THE SIMPSON VERDICTS : Fuhrman Country Unsettled by Trial : Police: Some L.A. officers who retired to rural Idaho haven support the verdict. But race has become a troubling issue.
SANDPOINT, Ida. — In a neighborhood of red-and-gold autumn foliage, closecropped lawns and squirrels darting across the sidewalks, Mark Fuhrman’s house stands in anonymous, small-town splendor, ringed by a white picket fence, a brick chimney standing out against the neatly painted white frame, a soccer ball tossed carelessly in the yard.
The only difference between the former Los Angeles police detective’s house and a dozen others up and down the street is the snarling, mixed-breed dog pacing up and down the yard and the sheets of newspaper taped over the windows.
Presently, a pickup truck load of young men barrels down the quiet street, one of its occupants defiantly crunching a beer can with his teeth for the benefit of half a dozen reporters waiting outside Fuhrman’s house in the wake of the O.J. Simpson verdict. Fuhrman is not to be seen. A neighbor says he has gone hunting in Wyoming.

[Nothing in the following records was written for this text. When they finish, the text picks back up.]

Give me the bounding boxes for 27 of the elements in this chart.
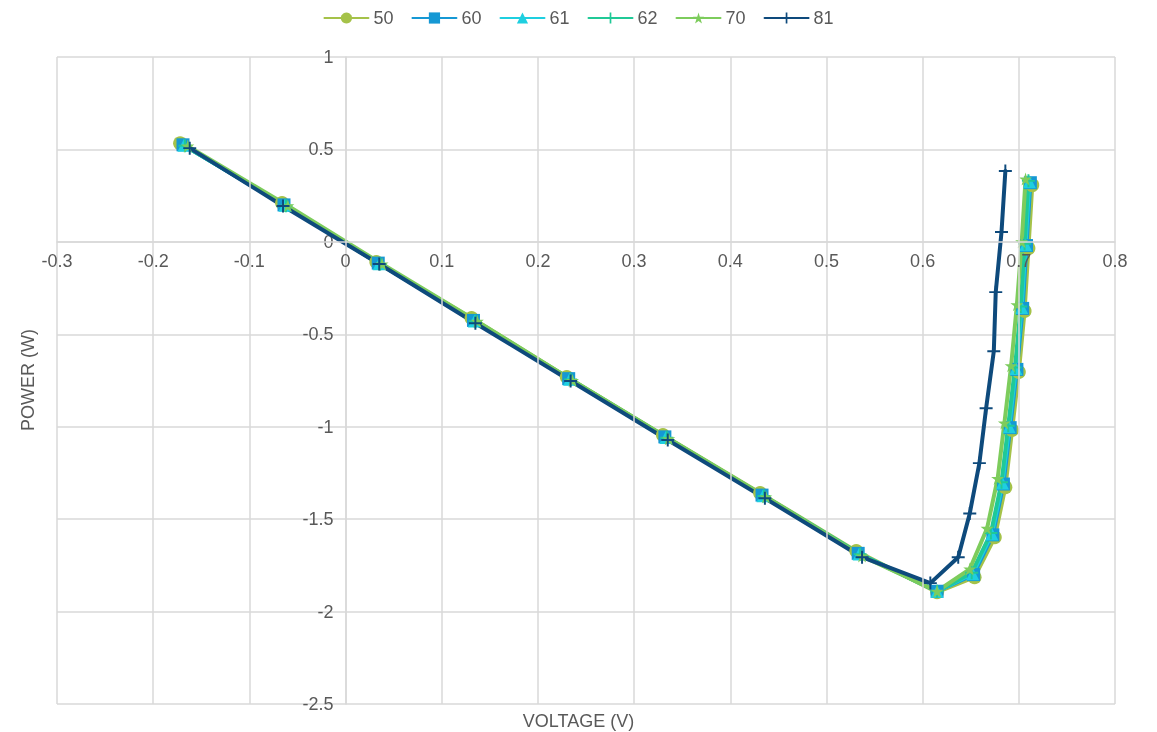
x-tick-label: 0.5 [813, 250, 839, 271]
x-tick-label: 0.3 [621, 250, 647, 271]
y-tick-label: -2 [317, 601, 334, 622]
x-tick-label: 0.1 [429, 250, 455, 271]
x-tick-label: -0.3 [41, 250, 73, 271]
legend-label: 70 [725, 8, 746, 28]
x-tick-label: 0 [340, 250, 351, 271]
x-tick-label: 0.8 [1102, 250, 1128, 271]
legend-label: 62 [637, 8, 658, 28]
x-tick-label: 0.4 [717, 250, 743, 271]
y-tick-label: -2.5 [302, 694, 334, 714]
legend-label: 60 [461, 8, 482, 28]
legend-label: 50 [373, 8, 394, 28]
x-tick-label: -0.1 [233, 250, 265, 271]
x-tick-label: 0.6 [910, 250, 936, 271]
y-tick-label: -1 [317, 416, 334, 437]
x-tick-label: 0.2 [525, 250, 551, 271]
y-tick-label: -1.5 [302, 509, 334, 530]
x-axis-title: VOLTAGE (V) [522, 711, 635, 731]
y-axis-title: POWER (W) [18, 329, 38, 431]
y-tick-label: -0.5 [302, 324, 334, 345]
y-tick-label: 0 [323, 231, 334, 252]
legend-label: 81 [813, 8, 834, 28]
legend-label: 61 [549, 8, 570, 28]
y-tick-label: 1 [323, 47, 334, 67]
y-tick-label: 0.5 [308, 139, 334, 160]
x-tick-label: -0.2 [137, 250, 169, 271]
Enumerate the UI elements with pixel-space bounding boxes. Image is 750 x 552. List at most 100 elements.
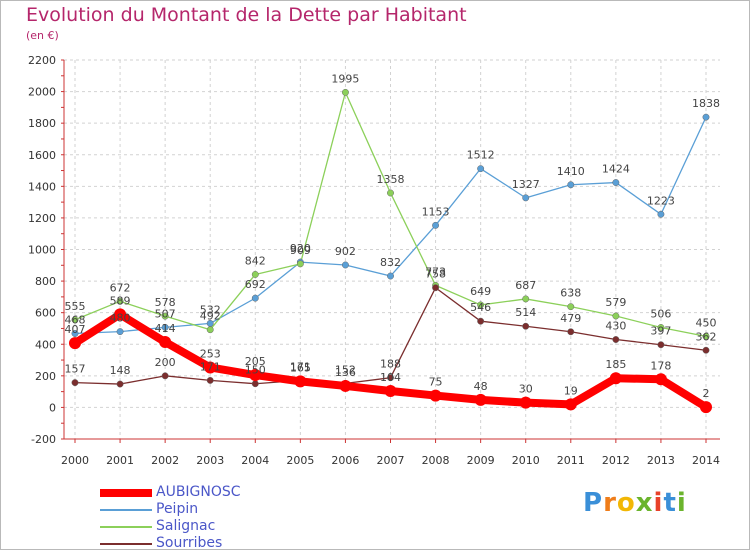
data-point-salignac xyxy=(387,189,394,197)
data-label-peipin: 1424 xyxy=(602,163,630,176)
data-label-peipin: 1410 xyxy=(557,165,585,178)
data-point-sourribes xyxy=(206,376,214,384)
legend: AUBIGNOSC Peipin Salignac Sourribes xyxy=(100,484,320,552)
data-point-aubignosc xyxy=(339,379,352,392)
data-label-salignac: 773 xyxy=(425,265,446,278)
data-point-peipin xyxy=(432,221,440,229)
data-point-salignac xyxy=(341,88,349,96)
y-tick-label: 1000 xyxy=(28,244,56,257)
data-point-aubignosc xyxy=(294,375,307,388)
data-label-sourribes: 171 xyxy=(200,360,221,373)
y-tick-label: 800 xyxy=(35,275,56,288)
legend-swatch xyxy=(100,526,152,528)
data-label-salignac: 672 xyxy=(110,281,131,294)
x-tick-label: 2004 xyxy=(241,454,269,467)
data-label-aubignosc: 2 xyxy=(703,387,710,400)
y-tick-label: 400 xyxy=(35,338,56,351)
y-tick-label: 200 xyxy=(35,370,56,383)
chart-title: Evolution du Montant de la Dette par Hab… xyxy=(26,4,467,26)
data-label-aubignosc: 178 xyxy=(650,359,671,372)
data-point-salignac xyxy=(71,316,79,324)
data-point-aubignosc xyxy=(429,389,442,402)
data-label-sourribes: 546 xyxy=(470,301,491,314)
legend-item-peipin: Peipin xyxy=(100,501,320,518)
data-label-aubignosc: 253 xyxy=(200,347,221,360)
x-tick-label: 2013 xyxy=(647,454,675,467)
data-point-sourribes xyxy=(522,322,530,330)
data-label-salignac: 506 xyxy=(650,308,671,321)
legend-label: Salignac xyxy=(156,518,216,534)
data-point-salignac xyxy=(612,312,620,320)
x-tick-label: 2000 xyxy=(61,454,89,467)
legend-item-aubignosc: AUBIGNOSC xyxy=(100,484,320,501)
data-point-sourribes xyxy=(657,341,665,349)
data-point-peipin xyxy=(251,294,259,302)
legend-label: Sourribes xyxy=(156,535,223,551)
x-tick-label: 2010 xyxy=(512,454,540,467)
data-point-aubignosc xyxy=(204,361,217,374)
legend-item-salignac: Salignac xyxy=(100,518,320,535)
data-label-sourribes: 150 xyxy=(245,364,266,377)
y-tick-label: -200 xyxy=(31,433,56,446)
data-label-aubignosc: 589 xyxy=(110,294,131,307)
data-point-salignac xyxy=(657,324,665,331)
data-label-sourribes: 397 xyxy=(650,325,671,338)
data-label-aubignosc: 48 xyxy=(474,380,488,393)
data-label-peipin: 1327 xyxy=(512,178,540,191)
data-point-aubignosc xyxy=(69,337,81,350)
y-tick-label: 600 xyxy=(35,307,56,320)
data-point-sourribes xyxy=(567,328,575,336)
data-label-peipin: 692 xyxy=(245,278,266,291)
data-point-peipin xyxy=(161,323,169,331)
data-label-sourribes: 758 xyxy=(425,268,446,281)
data-label-salignac: 555 xyxy=(65,300,86,313)
y-tick-label: 1800 xyxy=(28,117,56,130)
x-tick-label: 2002 xyxy=(151,454,179,467)
data-point-salignac xyxy=(161,312,169,320)
x-tick-label: 2012 xyxy=(602,454,630,467)
data-label-aubignosc: 136 xyxy=(335,366,356,379)
x-tick-label: 2014 xyxy=(692,454,720,467)
data-point-salignac xyxy=(522,295,530,303)
data-point-peipin xyxy=(477,165,485,173)
data-point-sourribes xyxy=(71,379,79,387)
chart-unit: (en €) xyxy=(26,29,59,42)
data-point-peipin xyxy=(387,272,394,280)
legend-swatch xyxy=(100,489,152,497)
data-point-sourribes xyxy=(251,380,259,388)
data-point-aubignosc xyxy=(564,398,577,411)
legend-swatch xyxy=(100,543,152,545)
data-point-peipin xyxy=(341,261,349,269)
data-label-aubignosc: 205 xyxy=(245,355,266,368)
data-label-aubignosc: 407 xyxy=(65,323,86,336)
data-label-salignac: 492 xyxy=(200,310,221,323)
legend-swatch xyxy=(100,509,152,511)
data-label-peipin: 1838 xyxy=(692,97,720,110)
data-point-aubignosc xyxy=(114,308,127,321)
data-point-sourribes xyxy=(477,317,485,325)
data-point-aubignosc xyxy=(159,336,172,349)
x-tick-labels: 2000 2001 2002 2003 2004 2005 2006 2007 2008 2009… xyxy=(61,454,720,467)
data-label-peipin: 480 xyxy=(110,312,131,325)
data-label-aubignosc: 30 xyxy=(519,383,533,396)
x-tick-label: 2001 xyxy=(106,454,134,467)
data-point-sourribes xyxy=(116,380,124,388)
data-label-sourribes: 200 xyxy=(155,356,176,369)
data-point-sourribes xyxy=(387,374,394,382)
data-labels: 407 589 414 253 205 165 136 104 75 48 30 19 185 178 2 4… xyxy=(65,72,721,400)
data-point-salignac xyxy=(477,301,485,309)
data-label-peipin: 507 xyxy=(155,307,176,320)
data-label-peipin: 468 xyxy=(65,314,86,327)
y-tick-label: 0 xyxy=(49,401,56,414)
legend-label: AUBIGNOSC xyxy=(156,484,241,500)
data-point-peipin xyxy=(71,330,79,337)
data-point-salignac xyxy=(251,271,259,278)
x-tick-label: 2005 xyxy=(286,454,314,467)
proxiti-logo: Proxiti xyxy=(583,488,687,518)
data-label-sourribes: 188 xyxy=(380,358,401,371)
data-point-peipin xyxy=(522,194,530,202)
data-point-sourribes xyxy=(161,372,169,380)
y-tick-label: 2200 xyxy=(28,54,56,67)
data-point-salignac xyxy=(116,297,124,305)
data-point-aubignosc xyxy=(384,384,397,397)
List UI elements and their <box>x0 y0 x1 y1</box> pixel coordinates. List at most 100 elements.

In this scenic quarter of northern Idaho, where dozens of Los Angeles police officers like Fuhrman have retired to gentler lives, the Simpson case has injected itself into the region’s already troubling stew of racial politics and reminded the former Los Angeles lawmen of the more troubled world they left behind.
“People keep asking why we came up here. No traffic. No smog. No crime. What else do you need?” said Bob Inge, a retired Los Angeles County sheriff’s deputy who lives in Sandpoint. “You can go back to living in a place where you don’t have to look over your shoulder anymore.”
Yet Fuhrman’s decision to buy a house here earlier this year, and his emergence as the central figure in the O.J. Simpson defense strategy, has brought the turmoil of Los Angeles quite painfully to this quiet town on the edge of Lake Pend Oreille. The defense’s allegations that Fuhrman was a racist who tried to frame Simpson has forced the community, again and again, to confront allegations that it is a haven for white separatists.
Indeed, Tuesday’s acquittal was greeted with both suspicion and delight by some of the white separatist organizations that have found homes in Sandpoint and the rolling, pine-studded hills around it.
“O.J. Simian did great. He got rid of a Jew and a race traitor,” said the Rev. Gerald Gruidl of the Aryan Nations, a white supremacist organization headquartered south of Sandpoint in Hayden Lake. He was referring to the murder victims, Ronald Lyle Goldman, who was Jewish, and Nicole Brown Simpson, who had earned the wrath of separatist organizations by marrying outside her race.
At the American Promise Ministries in Sandpoint, which preaches the message that members of the white race are the only true descendants of Abraham, Isaac and Jacob, the Rev. David Barley said the verdict reflected the black majority on the jury.
“I love my race. I support my race. And I would say in the O.J. case the jury was doing just that--’We support our brother and we’re going to stand by him,’ ” said Barley. He said Nicole Simpson may have brought on her own death “by her own destructive lifestyle, to become a victim of her own ways . . . if you believe that God controls the affairs of the world.”
Yet while northern Idaho is a haven for separatists, most Sandpoint residents emphasize that groups like the Aryan Nations are a distinct minority. Most of the ex-Los Angeles officers here seemed troubled by Fuhrman’s racist remarks, and a surprising number had no criticism for the jury’s acquittal.
“I think the verdict was justified, I really do,” said one officer, who asked not to be identified. “Everything I saw the prosecution present, as far as I’m concerned, was circumstantial evidence, and in 22 years of law enforcement, I’ve never been able to convict somebody on circumstantial evidence.”
“I don’t think he did it,” the officer went on, “and as far as the Police Department goes, I think they need to take a serious look at themselves. When you have an officer who gets back up on the stand and takes the 5th Amendment, he might as well hang a sign around his neck and say, ‘I lied.’ He was a disgrace to me in terms of my profession, what I represent.”
Yet Kelly Willoth, a former LAPD officer who joined the police force in nearby Post Falls to “get out of the hustle-bustle” of Los Angeles, said Fuhrman was simply doing his job.
“I think the whole thing is pretty sick,” she said. “They had a lot of evidence against him. It’s clear to me those people that live out there, they blame the department for a lot, and it showed. They had good DNA evidence, and nobody seemed to care about that. There’s this feeling that everybody has about the LAPD, that they’re dirty, they’re corrupt.”